Las sensaciones, las temidas, exuberantes, desesperadas sensaciones protagonizan la aventura del idioma en este primer libro de poemas de Roxana Artal. Nada que ver con la pretendida solidez del concepto, al que se le atribuye el mérito de alcanzar una esencia, el despojamiento de la travesura vital que borronea la huella trascendente del sentido, acaso la certeza de estar ahí para provocar el dominio de la sensatez iluminada de la razón.
El desencanto de la materia, la materia, el cuerpo desarraigado de cualquier ilusión espiritual. Huesos, carne, movimientos de la travesía de un para qué desvanecido en las rupturas de su propia flotación.

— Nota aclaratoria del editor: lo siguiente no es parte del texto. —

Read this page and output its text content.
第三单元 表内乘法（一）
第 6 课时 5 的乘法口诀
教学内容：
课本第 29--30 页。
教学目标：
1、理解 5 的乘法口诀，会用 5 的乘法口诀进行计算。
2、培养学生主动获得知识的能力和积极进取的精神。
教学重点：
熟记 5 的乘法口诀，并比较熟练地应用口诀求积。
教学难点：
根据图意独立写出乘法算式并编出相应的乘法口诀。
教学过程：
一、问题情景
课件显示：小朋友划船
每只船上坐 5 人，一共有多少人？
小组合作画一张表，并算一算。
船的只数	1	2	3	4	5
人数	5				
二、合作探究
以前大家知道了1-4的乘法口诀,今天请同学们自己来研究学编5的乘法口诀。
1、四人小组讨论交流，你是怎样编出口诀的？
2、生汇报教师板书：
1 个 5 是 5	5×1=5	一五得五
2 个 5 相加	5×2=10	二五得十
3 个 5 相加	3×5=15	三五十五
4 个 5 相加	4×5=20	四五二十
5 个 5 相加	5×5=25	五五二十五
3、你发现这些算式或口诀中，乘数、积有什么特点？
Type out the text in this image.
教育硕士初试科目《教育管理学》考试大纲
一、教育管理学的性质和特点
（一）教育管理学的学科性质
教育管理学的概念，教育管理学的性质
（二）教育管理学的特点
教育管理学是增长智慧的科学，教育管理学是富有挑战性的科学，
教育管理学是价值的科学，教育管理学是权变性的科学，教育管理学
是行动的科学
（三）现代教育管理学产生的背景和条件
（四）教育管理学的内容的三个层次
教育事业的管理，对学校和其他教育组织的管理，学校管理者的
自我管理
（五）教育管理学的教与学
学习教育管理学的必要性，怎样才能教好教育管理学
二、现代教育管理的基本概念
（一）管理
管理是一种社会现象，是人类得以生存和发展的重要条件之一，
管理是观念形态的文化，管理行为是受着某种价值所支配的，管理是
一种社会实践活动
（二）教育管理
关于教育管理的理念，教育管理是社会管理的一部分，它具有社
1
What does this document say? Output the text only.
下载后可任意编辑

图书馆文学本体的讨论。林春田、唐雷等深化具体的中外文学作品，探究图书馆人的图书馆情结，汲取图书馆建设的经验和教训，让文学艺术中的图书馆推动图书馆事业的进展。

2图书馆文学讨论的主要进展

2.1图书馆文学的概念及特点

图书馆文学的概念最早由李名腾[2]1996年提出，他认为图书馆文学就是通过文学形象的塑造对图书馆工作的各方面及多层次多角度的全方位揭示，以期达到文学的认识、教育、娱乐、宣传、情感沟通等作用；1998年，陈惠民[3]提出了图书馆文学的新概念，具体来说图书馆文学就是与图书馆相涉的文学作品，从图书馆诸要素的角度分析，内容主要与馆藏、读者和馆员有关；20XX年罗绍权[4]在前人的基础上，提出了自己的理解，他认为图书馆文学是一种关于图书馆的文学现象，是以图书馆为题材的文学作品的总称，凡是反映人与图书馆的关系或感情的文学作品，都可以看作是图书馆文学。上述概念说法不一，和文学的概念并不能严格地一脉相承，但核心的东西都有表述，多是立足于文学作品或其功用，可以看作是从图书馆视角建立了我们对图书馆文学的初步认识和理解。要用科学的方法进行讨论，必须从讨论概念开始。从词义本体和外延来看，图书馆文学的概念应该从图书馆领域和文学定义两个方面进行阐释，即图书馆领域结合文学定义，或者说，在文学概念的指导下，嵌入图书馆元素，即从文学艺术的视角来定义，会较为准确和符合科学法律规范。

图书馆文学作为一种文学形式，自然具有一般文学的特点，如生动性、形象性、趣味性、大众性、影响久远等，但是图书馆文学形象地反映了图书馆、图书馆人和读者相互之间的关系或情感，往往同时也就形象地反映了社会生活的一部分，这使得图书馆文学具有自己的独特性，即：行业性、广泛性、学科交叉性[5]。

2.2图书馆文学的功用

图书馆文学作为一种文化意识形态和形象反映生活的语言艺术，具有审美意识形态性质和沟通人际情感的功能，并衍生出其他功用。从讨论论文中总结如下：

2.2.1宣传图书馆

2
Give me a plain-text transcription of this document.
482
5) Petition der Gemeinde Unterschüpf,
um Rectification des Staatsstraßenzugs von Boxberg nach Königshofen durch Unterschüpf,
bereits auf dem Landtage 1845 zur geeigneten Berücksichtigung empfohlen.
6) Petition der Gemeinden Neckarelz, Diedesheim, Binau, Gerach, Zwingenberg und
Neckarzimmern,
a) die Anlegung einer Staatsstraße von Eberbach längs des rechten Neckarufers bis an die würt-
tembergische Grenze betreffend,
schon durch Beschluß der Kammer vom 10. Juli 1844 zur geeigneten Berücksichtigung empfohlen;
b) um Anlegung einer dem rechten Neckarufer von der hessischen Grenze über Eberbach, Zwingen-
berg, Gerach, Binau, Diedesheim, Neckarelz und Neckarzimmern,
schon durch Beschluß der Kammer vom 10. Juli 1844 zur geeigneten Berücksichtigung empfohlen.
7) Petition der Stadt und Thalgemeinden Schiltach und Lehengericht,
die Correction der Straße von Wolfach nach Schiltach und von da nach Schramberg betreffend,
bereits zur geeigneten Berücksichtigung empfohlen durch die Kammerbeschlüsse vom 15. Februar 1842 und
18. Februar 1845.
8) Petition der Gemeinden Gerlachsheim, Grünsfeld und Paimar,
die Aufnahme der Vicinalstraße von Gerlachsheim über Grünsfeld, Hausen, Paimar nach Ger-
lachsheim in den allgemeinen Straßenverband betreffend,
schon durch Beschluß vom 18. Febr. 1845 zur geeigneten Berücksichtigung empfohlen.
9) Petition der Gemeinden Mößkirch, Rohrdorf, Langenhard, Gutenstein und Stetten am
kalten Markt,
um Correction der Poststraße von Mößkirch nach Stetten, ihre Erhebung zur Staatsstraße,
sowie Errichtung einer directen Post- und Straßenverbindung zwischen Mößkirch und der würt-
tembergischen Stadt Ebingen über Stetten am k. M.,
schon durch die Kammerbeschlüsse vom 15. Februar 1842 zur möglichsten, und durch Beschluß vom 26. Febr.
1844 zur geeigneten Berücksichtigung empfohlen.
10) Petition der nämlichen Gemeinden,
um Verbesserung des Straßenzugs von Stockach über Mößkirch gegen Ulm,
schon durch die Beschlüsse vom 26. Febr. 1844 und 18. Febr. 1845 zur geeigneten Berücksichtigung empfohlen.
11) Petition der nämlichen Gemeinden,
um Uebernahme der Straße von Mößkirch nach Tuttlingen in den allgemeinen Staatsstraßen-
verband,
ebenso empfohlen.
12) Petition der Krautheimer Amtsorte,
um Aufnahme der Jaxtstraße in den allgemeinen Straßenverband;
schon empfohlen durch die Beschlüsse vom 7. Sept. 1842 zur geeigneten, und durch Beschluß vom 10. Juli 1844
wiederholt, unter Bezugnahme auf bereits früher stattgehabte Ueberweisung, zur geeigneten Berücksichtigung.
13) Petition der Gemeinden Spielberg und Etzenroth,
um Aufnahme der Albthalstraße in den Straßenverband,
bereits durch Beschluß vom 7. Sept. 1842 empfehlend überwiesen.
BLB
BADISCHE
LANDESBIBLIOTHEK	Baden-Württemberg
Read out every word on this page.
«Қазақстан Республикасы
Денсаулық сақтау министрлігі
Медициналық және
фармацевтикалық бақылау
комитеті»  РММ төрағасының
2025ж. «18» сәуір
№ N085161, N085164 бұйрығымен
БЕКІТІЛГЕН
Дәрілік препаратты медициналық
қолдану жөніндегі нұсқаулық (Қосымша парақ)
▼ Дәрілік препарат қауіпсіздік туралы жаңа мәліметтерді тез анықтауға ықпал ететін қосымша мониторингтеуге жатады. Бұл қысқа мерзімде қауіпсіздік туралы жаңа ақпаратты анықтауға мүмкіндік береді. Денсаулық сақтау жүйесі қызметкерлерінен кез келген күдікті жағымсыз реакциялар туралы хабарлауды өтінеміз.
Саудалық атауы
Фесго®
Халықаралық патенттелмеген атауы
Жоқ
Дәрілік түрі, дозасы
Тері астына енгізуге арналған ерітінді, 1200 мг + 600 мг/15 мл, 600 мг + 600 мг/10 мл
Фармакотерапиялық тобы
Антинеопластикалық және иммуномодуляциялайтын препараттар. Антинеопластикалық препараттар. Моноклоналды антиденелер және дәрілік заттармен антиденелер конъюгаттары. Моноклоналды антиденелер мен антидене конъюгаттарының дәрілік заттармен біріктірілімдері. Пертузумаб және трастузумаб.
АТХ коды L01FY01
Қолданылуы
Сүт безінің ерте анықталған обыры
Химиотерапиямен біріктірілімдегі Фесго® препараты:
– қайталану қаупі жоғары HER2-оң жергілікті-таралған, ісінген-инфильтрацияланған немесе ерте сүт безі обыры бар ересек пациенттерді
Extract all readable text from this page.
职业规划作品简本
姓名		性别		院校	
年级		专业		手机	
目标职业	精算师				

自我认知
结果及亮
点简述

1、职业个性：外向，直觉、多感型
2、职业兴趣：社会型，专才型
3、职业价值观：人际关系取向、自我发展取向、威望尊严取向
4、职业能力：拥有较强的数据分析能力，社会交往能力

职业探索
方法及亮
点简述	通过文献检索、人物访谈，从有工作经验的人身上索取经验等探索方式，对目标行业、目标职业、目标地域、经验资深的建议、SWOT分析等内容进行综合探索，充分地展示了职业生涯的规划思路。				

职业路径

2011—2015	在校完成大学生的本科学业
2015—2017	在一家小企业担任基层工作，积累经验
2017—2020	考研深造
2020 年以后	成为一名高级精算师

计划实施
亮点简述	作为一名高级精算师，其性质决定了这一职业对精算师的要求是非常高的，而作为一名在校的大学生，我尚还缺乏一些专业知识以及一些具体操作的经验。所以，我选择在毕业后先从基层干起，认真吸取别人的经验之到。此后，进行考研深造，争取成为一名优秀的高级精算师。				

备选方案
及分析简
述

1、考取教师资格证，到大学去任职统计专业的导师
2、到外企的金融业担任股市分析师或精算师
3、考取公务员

Nuestro andar zozobra en la sequedad de la impostura. Escribe Roxana:
Cada parte miente
cada pedazo moribundo
de excitación es trampa
verdadera
intoxicada
es bicho carcomiéndome las partes
(…)
roe que te roe que te roe.
No hay sosiego, y mucho menos titilar del alma donde velar la voz, las palabras que pronuncian esas sensaciones sometidas por su inevitable destierro, su también inevitable necesidad de inmolarse en la trampa, en las inmundicias que arrastra el sentido… El sentido…: las religiones, y buena parte de la filosofía y la literatura nos advierten acerca del peligro de no encontrar sentido ni trascendencia a la fugacidad de nuestro habitar este mundo.
En realidad, el desencanto no es el resultado de un encanto previo, desmoronado en el transcurrir de la existencia. El desencanto viene dado en el propio inicio de nuestros pasos, cuando se nos promete una luz que acecha para conducirnos a la nada, que es la muerte:
No le creas a la luz, miente.
El sentido propone un camino confortable, una luz capaz de conducirnos…, pero, ¿a dónde? ¿Al cielo, al purgatorio, al infierno? ¿O simplemente a la nada de ya no estar, del no vivir? ¿A convertirnos en esencias transparentes trotando en el espacio, en el sinfín? No hay sentido, no hay un porqué ni un para qué trascendentes en la inmanencia que habitamos.
Aquí la voz potente, tumultuosa de nuestra poeta, en lugar de postrarse melancólica, desganada, toma la desdicha, el desencanto, como campo de batalla donde la desintegración del yo se convierte en vértigo del deseo martirizado por el júbilo no saciado.
contemplo la llegada
y la distancia
corro
mis piernas no se mueven
mi cuerpo se quiebra en el intento
escribe Roxana, voz de cicatriz que se abre y se cierra en cada intento, porque la lucha es su elemento, la cualidad vital que anima el desencanto. Así nos dice:
Estar ahí
ser una carne
tirada al ancho
gozar punzante
desmembrarse y ser lo mismo
hueco
zanja
caída
oquedad salvaje.
“Oquedad salvaje”, expresión clave en este poemario. Oquedad es hueco, hoyo, excavación, agujero, Cueva o espacio vacío en un cuerpo. En Roxana, la oquedad opera no como refugio, lugar deshabitado, sino como temblor desmesurado desde donde lo salvaje impulsa su rebelión.
Vale aquí el verso de Vallejo: “Sustantivos que se adjetivan al brindarse”. Sucede entonces que en este escenario donde la luz miente, donde el olor del mundo es insalubre (es el olor del dios muerto de Nietzsche), la poesía ofrece su “oquedad salvaje” desde donde concebir una nueva existencia en la cual, escribe:
El atardecer dibuja
sobre el horizonte
todos sus sueños
para derramárselos al sol
cuando cada tarde
cae.
La “oquedad salvaje” (los colonizadores españoles llamaron “salvajes” a los aborígenes que habitaban estas tierras, de modo que los civilizaron mediante cierto “acuerdo espiritual” entre las caricias de la cruz y el filo mortal de la espada); la “oquedad salvaje”, repito, es la sensación de lo que fue asesinado, “la sensación de lo que falta” (la frase es de Henri Michaux), el deseo, la materia de ese deseo, que permite comprobar, escribe Roxana, que
hay un ejército de grillos en mi vientre:
quiere salir a conquistar el mundo
donde el “niño sol”
anidaba en la lava
soplaba hasta florecer
regresaba al dolor del mundo
(…)
y anclaba.
Roxana Artal, El desencanto, Ediciones en Danza, Buenos Aires, 2021.